Why is this? With prayer and thanksgiving, the righteous man has received the little he has from God; it is blessed and sanctified. Conversely, the godless amass their temporal goods against God’s will, and consequently, they cannot be blessed or sanctified. The righteous man possesses the little he has with a good conscience, but a godless man suffers a constant, nagging conscience. Tell me, who is the richer? The righteous man who has little but has God, the greatest Treasure? He is rich in God. Or the godless man who does not have God’s grace? This is why he is poor, even though he may possess a kingdom. For what has the man who does not have God, who owns all things? 

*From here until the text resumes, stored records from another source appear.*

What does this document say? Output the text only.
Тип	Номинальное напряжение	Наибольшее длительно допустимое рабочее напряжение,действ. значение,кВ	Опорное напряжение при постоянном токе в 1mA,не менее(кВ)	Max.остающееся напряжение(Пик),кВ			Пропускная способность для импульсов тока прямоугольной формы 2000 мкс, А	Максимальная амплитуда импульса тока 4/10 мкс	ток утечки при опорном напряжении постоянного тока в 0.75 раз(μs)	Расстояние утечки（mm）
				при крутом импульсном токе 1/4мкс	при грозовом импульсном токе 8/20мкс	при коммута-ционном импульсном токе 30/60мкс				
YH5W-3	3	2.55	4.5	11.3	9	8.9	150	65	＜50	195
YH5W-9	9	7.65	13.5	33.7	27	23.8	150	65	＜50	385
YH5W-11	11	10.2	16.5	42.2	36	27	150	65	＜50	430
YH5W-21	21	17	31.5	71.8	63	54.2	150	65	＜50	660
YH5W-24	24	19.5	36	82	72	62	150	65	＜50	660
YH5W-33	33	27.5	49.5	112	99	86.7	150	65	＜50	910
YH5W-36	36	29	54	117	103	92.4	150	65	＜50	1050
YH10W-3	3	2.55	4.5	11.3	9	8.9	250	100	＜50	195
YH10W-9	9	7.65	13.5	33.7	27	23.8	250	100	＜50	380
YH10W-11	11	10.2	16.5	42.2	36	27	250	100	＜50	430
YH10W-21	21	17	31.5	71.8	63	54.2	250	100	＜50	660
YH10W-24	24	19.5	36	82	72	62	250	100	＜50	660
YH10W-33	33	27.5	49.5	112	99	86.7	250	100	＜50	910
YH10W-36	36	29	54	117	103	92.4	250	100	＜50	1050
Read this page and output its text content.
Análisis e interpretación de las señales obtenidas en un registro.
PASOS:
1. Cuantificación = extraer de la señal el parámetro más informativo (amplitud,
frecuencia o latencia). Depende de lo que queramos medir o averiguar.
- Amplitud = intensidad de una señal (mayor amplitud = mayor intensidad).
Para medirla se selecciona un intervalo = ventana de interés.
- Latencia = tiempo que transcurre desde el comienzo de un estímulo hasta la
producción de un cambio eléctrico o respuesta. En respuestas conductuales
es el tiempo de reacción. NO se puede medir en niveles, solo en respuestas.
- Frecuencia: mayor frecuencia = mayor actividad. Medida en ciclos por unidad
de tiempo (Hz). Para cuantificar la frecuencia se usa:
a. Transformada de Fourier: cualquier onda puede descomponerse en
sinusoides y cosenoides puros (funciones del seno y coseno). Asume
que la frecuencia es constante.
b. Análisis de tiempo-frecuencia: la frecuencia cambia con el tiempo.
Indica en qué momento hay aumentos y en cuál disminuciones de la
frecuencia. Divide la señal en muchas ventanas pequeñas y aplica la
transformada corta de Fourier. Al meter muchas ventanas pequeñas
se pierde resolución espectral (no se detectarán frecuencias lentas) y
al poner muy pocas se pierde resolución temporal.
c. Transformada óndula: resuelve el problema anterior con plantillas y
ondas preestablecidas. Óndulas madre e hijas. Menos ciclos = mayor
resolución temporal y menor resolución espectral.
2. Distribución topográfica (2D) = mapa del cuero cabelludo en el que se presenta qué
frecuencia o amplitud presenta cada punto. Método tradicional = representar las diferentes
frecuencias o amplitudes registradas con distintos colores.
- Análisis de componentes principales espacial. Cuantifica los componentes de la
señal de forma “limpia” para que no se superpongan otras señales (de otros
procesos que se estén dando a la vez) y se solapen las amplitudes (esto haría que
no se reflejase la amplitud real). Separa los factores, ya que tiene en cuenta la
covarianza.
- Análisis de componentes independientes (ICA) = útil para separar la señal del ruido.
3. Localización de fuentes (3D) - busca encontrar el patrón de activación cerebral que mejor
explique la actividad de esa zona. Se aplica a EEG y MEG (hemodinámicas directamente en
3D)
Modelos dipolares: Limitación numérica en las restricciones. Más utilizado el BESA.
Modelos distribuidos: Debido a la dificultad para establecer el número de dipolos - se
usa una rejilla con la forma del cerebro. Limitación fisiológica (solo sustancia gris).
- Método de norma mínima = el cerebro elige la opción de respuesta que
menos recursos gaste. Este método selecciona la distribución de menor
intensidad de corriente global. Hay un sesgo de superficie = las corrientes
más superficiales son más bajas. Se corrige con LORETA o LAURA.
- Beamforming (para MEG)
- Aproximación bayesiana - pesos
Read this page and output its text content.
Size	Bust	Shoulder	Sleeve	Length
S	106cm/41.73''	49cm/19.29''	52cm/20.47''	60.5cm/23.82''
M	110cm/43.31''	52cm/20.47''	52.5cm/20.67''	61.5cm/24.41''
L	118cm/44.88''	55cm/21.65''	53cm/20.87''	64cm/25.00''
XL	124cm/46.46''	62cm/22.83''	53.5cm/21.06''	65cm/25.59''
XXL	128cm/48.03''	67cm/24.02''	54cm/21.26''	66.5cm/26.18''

Essential is a strong faith, an inner longing for heavenly riches, a profound disregard for earthly things, and a heart that clings alone to God as the greatest possession and treasure; as Asaph says In Psalm 73:25, ”Whom have I in heaven but You? And there is none upon earth that I desire besides You. My flesh and my heart fail; But God is the strength of my heart and my portion forever.” 

Jesus calls you to receive with your hearts His saving Word and the means to which He has attached that Word of forgiveness. He has preached His Word to restore you to faith, to bring you through the water of your Baptism into the holy Ark of the Christian Church, to be nurtured, restored, and saved. He may call you into more specific church vocations, or He may give you to labor in the factory, on the farm, or for the home. Regardless, remain in Jesus and His Word and everything else will follow according to His gracious will. Amen.

The peace of God, which surpasses all understanding, guards your hearts and minds through Christ Jesus. Amen.